When 10-year old Clara Lazan was assigned a classroom science project, neither she nor her teacher Kenneth Boehr, would have guessed that her random creation would be hailed as a scientific discovery, worthy enough to be published in a scientific journal.

It all began when the fifth-grader who attends Border Star Montessori School in Kansas was given a molecule kit and asked to come up with a unique arrangement. Clara used her imagination to create a rather unusual combination of oxygen, nitrogen and carbon atoms - Something her science teacher had never come across before.

Intrigued, he sent a picture to a close friend who also happens to be a computational chemist at California's Humboldt State University. Turns out that Professor Robert Zoeliner had never encountered this molecule arrangement before either.

In order to check if it had ever been done, he plugged the sequence into an online database that has chemistry related literature dating all the way back to 1904. To his surprise, he found only one paper and while it had the same formula, the arrangement was completely different.

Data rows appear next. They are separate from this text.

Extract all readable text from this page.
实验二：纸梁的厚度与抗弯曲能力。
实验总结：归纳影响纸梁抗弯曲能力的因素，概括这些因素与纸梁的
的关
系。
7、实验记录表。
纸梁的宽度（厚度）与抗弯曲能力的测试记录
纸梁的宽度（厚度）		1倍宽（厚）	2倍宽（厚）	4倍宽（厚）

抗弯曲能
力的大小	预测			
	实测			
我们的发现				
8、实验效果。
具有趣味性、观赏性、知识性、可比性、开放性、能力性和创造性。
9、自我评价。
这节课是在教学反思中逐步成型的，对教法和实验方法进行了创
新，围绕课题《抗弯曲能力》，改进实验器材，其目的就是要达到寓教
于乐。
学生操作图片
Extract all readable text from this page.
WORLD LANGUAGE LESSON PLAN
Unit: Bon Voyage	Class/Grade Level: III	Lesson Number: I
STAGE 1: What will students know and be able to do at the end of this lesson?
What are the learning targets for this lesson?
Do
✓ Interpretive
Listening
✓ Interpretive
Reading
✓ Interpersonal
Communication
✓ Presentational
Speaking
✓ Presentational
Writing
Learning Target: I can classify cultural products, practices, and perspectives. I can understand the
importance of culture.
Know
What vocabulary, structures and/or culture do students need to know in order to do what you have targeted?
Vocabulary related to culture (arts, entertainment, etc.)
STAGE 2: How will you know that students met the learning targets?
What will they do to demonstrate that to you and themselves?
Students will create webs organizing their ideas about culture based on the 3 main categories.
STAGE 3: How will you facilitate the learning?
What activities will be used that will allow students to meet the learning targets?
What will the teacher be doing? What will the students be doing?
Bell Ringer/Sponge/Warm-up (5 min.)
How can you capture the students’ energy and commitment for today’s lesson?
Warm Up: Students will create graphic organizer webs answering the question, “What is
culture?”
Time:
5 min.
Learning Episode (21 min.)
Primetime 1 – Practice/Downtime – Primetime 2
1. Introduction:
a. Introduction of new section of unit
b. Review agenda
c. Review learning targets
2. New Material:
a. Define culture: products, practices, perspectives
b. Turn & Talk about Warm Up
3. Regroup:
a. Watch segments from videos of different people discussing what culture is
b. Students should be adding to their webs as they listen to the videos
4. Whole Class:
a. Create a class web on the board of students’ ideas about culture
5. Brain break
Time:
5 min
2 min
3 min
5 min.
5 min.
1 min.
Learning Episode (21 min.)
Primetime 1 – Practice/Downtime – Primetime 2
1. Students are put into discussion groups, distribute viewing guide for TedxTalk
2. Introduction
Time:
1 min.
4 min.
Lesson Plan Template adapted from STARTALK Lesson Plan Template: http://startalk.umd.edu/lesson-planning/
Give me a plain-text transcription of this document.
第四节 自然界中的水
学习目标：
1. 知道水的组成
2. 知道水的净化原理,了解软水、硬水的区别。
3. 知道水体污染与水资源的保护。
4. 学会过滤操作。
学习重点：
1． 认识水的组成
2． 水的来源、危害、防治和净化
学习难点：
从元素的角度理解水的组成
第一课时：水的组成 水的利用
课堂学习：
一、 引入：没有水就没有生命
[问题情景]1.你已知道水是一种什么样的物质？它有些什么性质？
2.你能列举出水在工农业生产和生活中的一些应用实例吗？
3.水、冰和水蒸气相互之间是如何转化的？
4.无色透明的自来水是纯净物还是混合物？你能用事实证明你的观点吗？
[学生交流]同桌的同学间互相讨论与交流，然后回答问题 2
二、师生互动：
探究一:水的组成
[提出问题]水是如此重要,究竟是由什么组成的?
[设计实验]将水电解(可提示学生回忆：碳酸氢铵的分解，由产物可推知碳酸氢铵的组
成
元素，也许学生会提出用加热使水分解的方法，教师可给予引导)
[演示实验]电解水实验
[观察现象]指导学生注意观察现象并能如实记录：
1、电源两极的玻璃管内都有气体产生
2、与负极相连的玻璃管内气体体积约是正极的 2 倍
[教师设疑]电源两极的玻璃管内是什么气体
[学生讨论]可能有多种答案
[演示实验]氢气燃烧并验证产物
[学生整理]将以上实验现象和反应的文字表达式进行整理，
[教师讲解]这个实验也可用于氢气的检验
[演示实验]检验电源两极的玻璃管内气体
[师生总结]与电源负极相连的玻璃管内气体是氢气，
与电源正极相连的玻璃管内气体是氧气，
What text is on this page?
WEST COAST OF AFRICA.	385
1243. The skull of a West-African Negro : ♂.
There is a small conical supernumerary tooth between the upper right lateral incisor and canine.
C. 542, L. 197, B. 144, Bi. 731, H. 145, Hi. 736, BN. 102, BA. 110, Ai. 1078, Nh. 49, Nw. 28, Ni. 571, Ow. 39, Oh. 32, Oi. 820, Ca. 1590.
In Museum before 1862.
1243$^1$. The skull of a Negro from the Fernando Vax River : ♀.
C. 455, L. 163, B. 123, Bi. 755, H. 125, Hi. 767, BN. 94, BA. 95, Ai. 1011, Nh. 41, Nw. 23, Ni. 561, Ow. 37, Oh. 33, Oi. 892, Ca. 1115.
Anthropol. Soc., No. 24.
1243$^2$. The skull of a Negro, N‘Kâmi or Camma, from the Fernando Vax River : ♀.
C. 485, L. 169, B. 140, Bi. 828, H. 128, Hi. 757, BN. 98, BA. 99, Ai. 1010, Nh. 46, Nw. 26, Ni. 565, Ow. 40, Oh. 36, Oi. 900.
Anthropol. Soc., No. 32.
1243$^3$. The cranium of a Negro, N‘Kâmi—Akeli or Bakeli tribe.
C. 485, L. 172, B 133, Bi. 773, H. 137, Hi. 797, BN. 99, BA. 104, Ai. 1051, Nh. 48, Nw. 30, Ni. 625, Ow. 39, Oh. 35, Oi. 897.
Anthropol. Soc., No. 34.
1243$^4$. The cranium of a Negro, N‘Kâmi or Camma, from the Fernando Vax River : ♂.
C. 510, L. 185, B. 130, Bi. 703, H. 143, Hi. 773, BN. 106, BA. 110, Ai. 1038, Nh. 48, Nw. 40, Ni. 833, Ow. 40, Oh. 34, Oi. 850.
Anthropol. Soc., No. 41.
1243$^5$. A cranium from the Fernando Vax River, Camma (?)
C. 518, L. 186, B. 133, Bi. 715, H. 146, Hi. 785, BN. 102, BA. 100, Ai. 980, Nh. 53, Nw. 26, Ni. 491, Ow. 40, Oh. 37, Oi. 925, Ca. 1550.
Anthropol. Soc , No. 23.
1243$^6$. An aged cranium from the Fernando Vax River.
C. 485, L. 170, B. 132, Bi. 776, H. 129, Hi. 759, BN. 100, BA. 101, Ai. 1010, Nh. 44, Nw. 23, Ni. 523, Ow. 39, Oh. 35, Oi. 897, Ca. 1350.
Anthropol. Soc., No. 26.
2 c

While this accidental molecule, which has been called Tetranitratoxycarbon does not occur in nature, it could potentially be synthesized in a laboratory. In fact, since it contains the same atoms as nitroglycerin, the active ingredient in dynamite and rocket propellants, Professor Zoeliner believes it could be a new way to store energy or, create large explosions!

While excited about the potential of the molecule, Clara is more thrilled by the fact that she and her science teacher have been listed as co-authors in the research paper Professor Zoeliner had submitted to the scientific community for consideration. For how often does a 10-year old get a name in a science paper? Pretty cool!